CALDWELL, Idaho – Idaho’s wine industry has a growing audience. Problem is, they aren’t growing enough fruit in Idaho to satisfy winemakers or satiate customers.
At this point, just 1,300 acres of wine grapes are grown in the Gem State. That figure matches barely more than half the total acreage of vineyards draped across Red Mountain – the smallest American Viticultural Area in Washington.
However, there are three young and promising plantings of varying scale in the tree fruit Sunnyslope region, west of Caldwell. Each of these vineyards offers a view of the Snake River, but the players come from different backgrounds: Boise businessman Jay Hawkins, the row crop farming Weitz family and the Williamsons – respected grape growers with branches of orchardists in their family tree.

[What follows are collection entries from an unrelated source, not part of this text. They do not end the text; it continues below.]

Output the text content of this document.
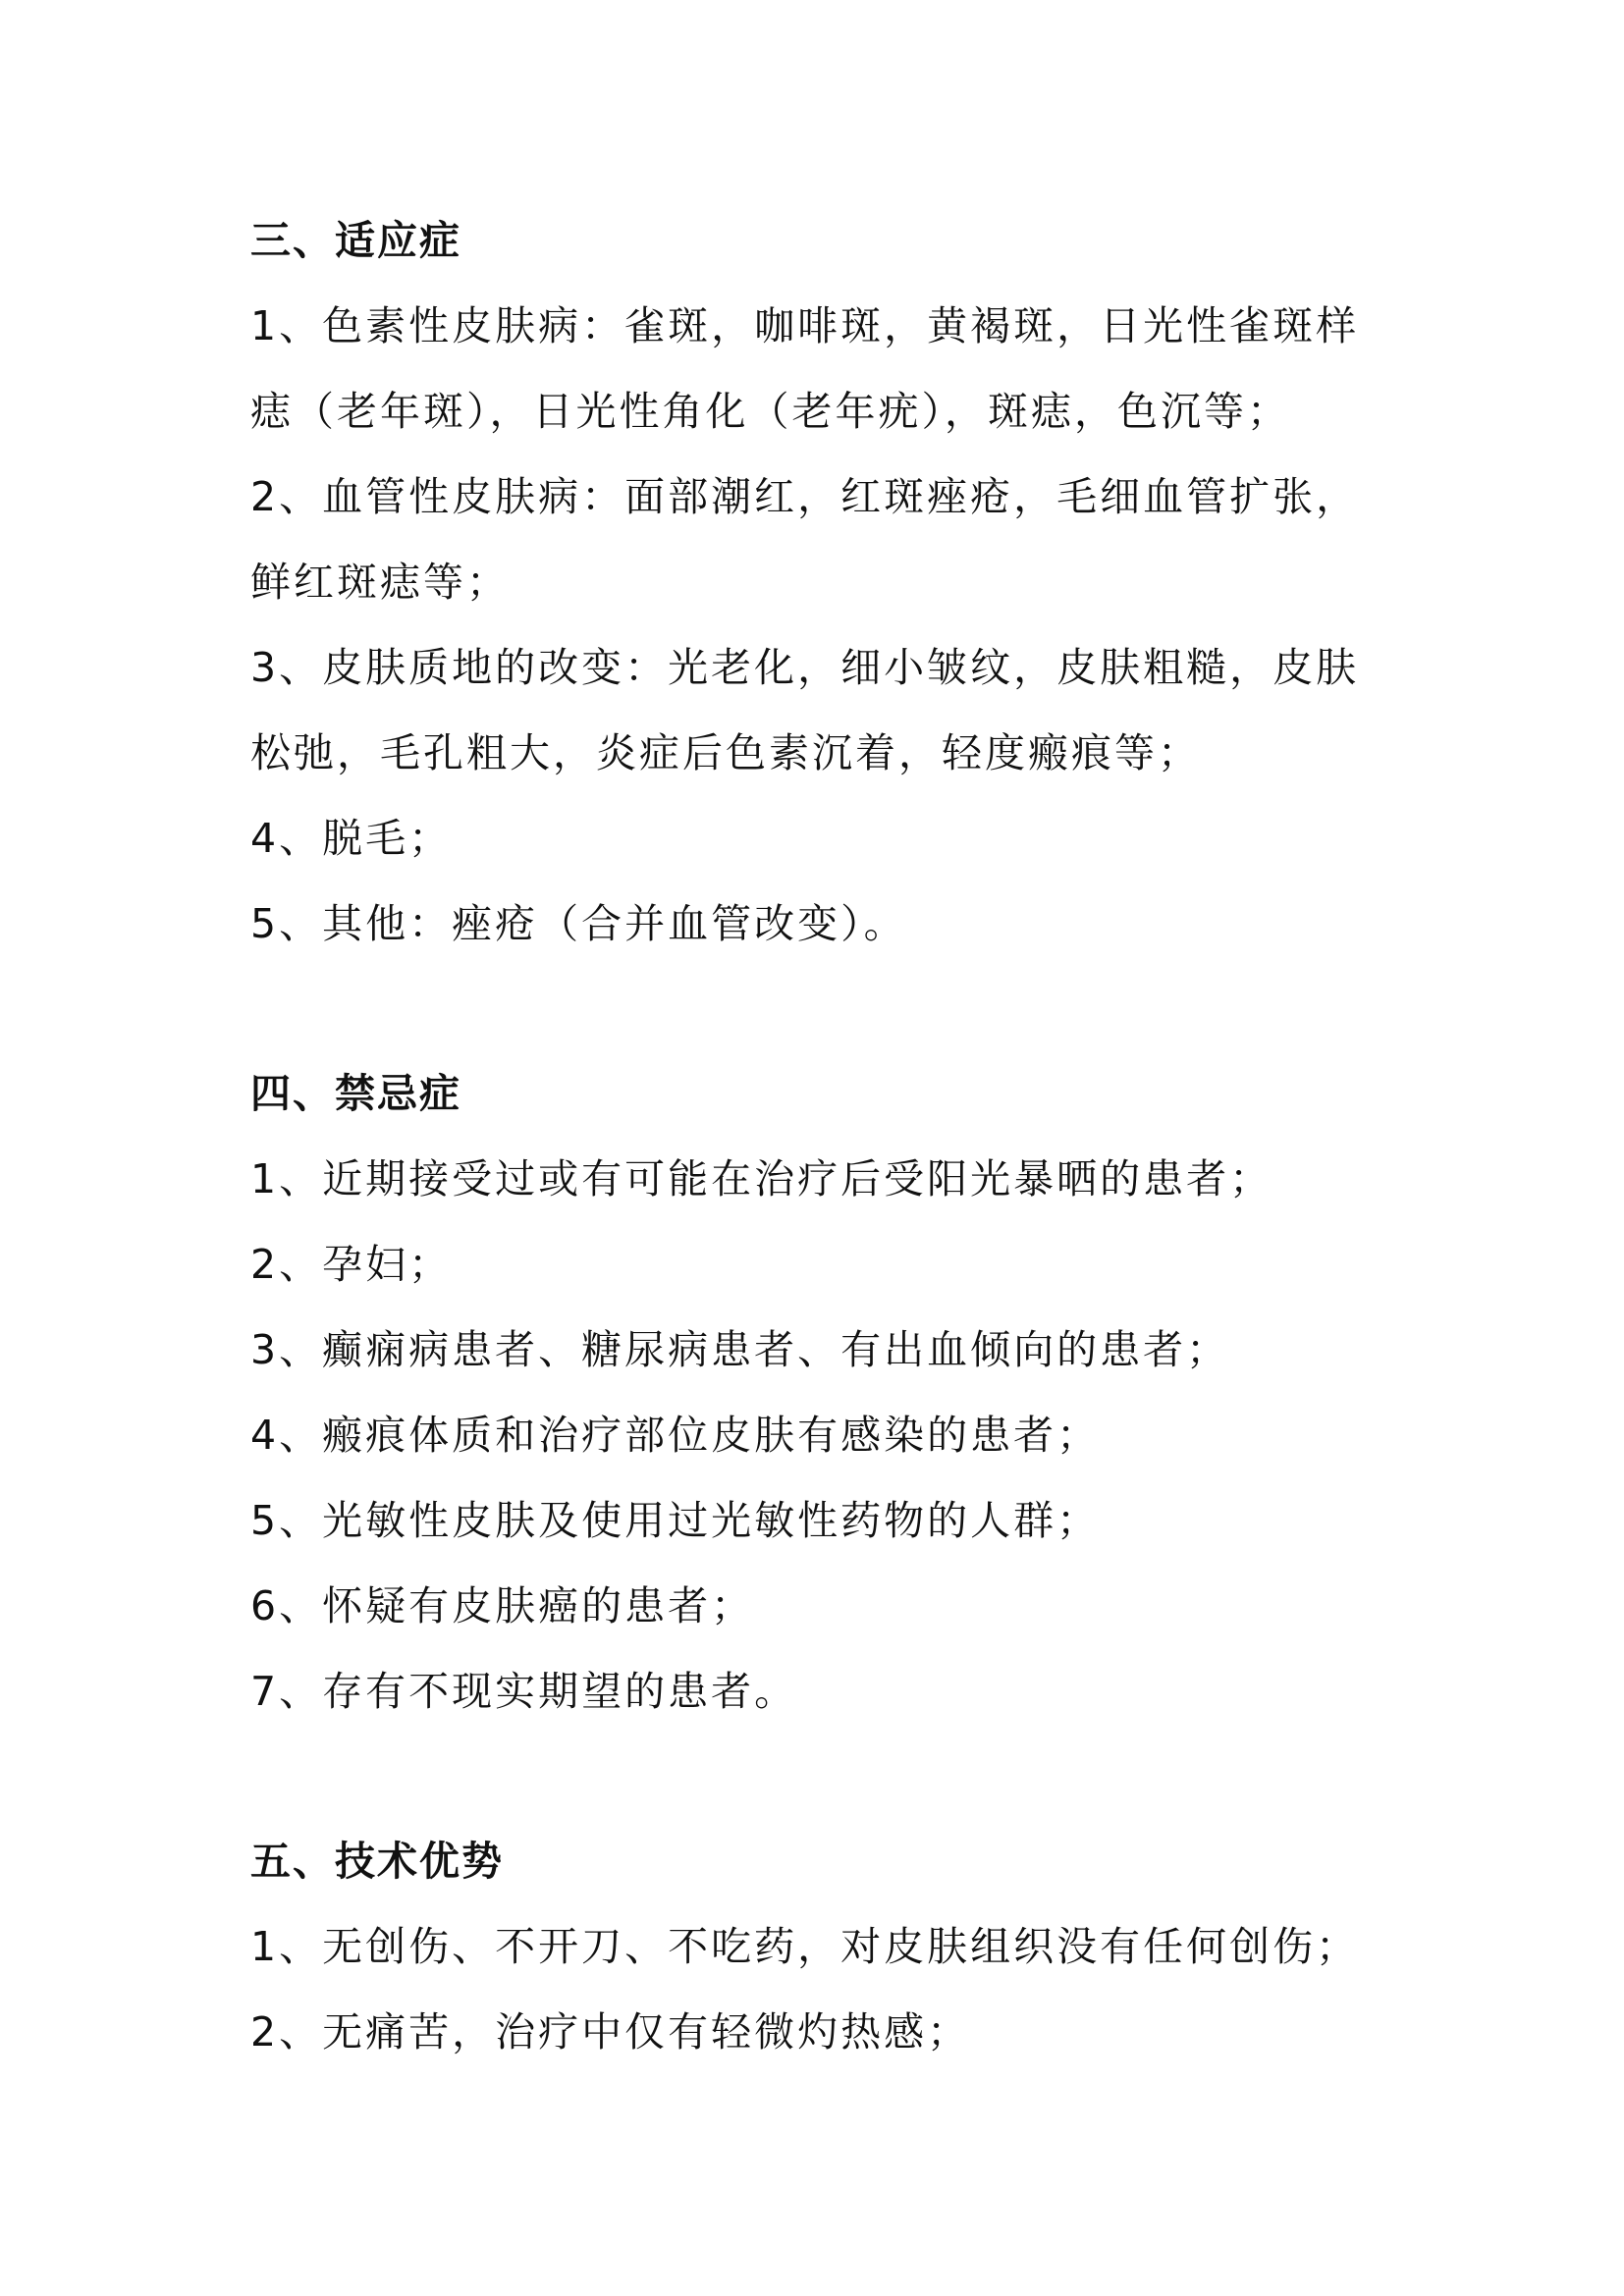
三、适应症

1、色素性皮肤病：雀斑，咖啡斑，黄褐斑，日光性雀斑样

痣（老年斑），日光性角化（老年疣），斑痣，色沉等；

2、血管性皮肤病：面部潮红，红斑痤疮，毛细血管扩张，

鲜红斑痣等；

3、皮肤质地的改变：光老化，细小皱纹，皮肤粗糙，皮肤

松弛，毛孔粗大，炎症后色素沉着，轻度瘢痕等；

4、脱毛；

5、其他：痤疮（合并血管改变）。

四、禁忌症

1、近期接受过或有可能在治疗后受阳光暴晒的患者；

2、孕妇；

3、癫痫病患者、糖尿病患者、有出血倾向的患者；

4、瘢痕体质和治疗部位皮肤有感染的患者；

5、光敏性皮肤及使用过光敏性药物的人群；

6、怀疑有皮肤癌的患者；

7、存有不现实期望的患者。

五、技术优势

1、无创伤、不开刀、不吃药，对皮肤组织没有任何创伤；

2、无痛苦，治疗中仅有轻微灼热感；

“It’s been a bit grim around here for quite a few years because nobody was talking about planting grapes until the Weitz family came along,” winemaker Greg Koenig told Great Northwest Wine. “We didn’t expect to outstrip the supply of grapes in Idaho, and then the price of grapes was so low that nobody wanted to grow grapes. It was a vicious cycle that’s been tough to break out of.”
Gregg Alger, who chairs the Idaho Wine Commission and owns Huston Vineyards in Caldwell, said, “Those are the three biggest planting changes that we’ve had in Idaho for a while. Things need to happen here.”
And these new vines give the industry perhaps its most important talking point as the commission’s annual meeting begins Wednesday in Boise.